A Chinese lunar lander landed on the moon and discovered water while on the surface, confirming previous scientific predictions that water does really exist on the body, revealed a report by Science.org. In December 2020, the lander returned with more than 60 ounces of soil and rock samples. Scientists hope the moon's water can be tapped and used for astronauts while they are on a mission in space.
Last week a study led by scientists at the Institute of Geology and Geophysics of the Chinese Academy of Sciences, depicted the H20 molecule in the probe's data.
Matt Siegler, a senior scientist for the Planetary Science Institute, believes that research shows that the moon may contain more water than expected. Previously, however, missions to space had put scientists under the false assumption that the moon was bone dry, yet over the years signs of hydration on the sunlit surface have been found but not confirmed until recently. In the last two decades, scientists from NASA had examined Apollo moon samples in 2008 and found water molecules in glass beads.

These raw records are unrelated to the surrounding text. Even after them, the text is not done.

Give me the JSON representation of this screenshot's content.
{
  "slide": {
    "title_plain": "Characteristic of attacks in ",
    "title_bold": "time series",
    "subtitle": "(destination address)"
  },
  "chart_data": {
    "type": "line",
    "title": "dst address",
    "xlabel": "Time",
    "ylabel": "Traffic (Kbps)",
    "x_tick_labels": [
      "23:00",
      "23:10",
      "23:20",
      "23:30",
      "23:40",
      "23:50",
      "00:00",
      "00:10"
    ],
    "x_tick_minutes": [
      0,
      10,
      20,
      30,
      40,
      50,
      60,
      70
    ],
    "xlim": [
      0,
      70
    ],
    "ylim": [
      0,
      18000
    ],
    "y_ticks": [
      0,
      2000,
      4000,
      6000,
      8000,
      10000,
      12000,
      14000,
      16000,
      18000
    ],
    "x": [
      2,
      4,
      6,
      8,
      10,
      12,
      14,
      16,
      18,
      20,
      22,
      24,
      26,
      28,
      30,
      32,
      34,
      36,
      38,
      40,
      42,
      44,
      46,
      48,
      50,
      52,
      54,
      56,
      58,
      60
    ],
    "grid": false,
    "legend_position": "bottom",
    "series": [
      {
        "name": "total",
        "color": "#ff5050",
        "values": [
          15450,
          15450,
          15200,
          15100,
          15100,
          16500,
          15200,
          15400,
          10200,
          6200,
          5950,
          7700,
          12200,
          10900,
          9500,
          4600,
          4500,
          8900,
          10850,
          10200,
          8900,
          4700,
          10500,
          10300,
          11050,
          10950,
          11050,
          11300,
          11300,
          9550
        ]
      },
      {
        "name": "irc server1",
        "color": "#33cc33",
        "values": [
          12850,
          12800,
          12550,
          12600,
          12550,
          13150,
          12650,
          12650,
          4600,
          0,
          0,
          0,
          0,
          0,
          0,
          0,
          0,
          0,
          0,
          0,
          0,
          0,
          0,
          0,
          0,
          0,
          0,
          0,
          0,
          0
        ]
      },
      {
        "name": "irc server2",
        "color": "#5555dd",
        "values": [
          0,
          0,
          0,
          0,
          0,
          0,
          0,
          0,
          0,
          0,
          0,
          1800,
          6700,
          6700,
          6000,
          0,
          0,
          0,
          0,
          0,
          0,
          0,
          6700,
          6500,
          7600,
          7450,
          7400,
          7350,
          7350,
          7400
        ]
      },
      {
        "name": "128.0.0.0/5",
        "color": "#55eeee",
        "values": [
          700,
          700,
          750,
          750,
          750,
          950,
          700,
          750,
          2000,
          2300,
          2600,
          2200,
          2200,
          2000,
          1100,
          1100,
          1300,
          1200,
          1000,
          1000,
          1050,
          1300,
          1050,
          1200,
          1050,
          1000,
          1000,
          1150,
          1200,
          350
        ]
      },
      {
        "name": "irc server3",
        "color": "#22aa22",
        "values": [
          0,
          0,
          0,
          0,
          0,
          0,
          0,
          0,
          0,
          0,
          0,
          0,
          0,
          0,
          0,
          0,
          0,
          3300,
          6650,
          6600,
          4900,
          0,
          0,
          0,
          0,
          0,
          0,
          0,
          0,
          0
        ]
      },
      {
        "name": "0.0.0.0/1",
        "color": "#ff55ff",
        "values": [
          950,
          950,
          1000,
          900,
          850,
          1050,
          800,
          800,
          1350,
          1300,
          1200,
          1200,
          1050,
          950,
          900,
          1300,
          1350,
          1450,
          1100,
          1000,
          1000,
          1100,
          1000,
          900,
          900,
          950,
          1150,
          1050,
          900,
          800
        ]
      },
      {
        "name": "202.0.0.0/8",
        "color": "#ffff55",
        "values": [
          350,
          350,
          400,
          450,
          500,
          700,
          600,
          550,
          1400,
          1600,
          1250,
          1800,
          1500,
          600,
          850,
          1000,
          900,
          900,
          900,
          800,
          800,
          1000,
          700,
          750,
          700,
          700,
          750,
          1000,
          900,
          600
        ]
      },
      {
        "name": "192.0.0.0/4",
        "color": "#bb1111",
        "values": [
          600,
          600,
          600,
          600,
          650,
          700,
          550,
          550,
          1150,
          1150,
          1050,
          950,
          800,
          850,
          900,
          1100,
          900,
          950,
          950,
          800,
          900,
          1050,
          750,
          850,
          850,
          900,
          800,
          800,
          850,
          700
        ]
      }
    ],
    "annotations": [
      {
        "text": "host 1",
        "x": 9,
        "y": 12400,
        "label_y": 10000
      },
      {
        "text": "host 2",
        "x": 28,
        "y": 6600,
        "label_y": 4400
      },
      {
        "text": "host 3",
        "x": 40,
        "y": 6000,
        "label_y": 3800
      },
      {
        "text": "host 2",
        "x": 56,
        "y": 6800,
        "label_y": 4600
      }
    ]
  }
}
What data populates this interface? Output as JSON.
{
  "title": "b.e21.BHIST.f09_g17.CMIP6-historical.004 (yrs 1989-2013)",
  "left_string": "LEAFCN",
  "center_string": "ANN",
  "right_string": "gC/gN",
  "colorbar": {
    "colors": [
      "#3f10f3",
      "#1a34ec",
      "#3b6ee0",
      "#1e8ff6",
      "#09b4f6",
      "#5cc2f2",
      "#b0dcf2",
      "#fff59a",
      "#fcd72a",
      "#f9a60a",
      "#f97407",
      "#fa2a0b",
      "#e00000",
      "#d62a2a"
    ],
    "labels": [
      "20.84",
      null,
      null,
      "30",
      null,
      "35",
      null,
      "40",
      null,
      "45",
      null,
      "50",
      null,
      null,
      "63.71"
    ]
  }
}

A month before the Chinese made their mission to the moon, NASA announced that they could confirm that the water on the moon was certainly in a sunny part of the celestial body. They used a Stratospheric Observatory for Infrared Astronomy (SOFIA) to pick up confirmed wavelength signals of water molecules which revealed that water is widespread on the moon and not just at the poles
The Chinese mission, Chang'E-5 found traces of water in the soil where it landed, which researchers believe was because of gases flowing off the sun forming water through the solar wind. When solar wind made contact with the oxygen on the moon's soil and rocks, it formed water. Rock picked up from the same location contained a higher concentration of water than the soil around it.
The Chang'E-5 was the first mission to the moon that collected and returned materials since Soviet Union’s Luna 24 in 1976. NASA last extracted moon rock samples in 1972, almost 50 years ago.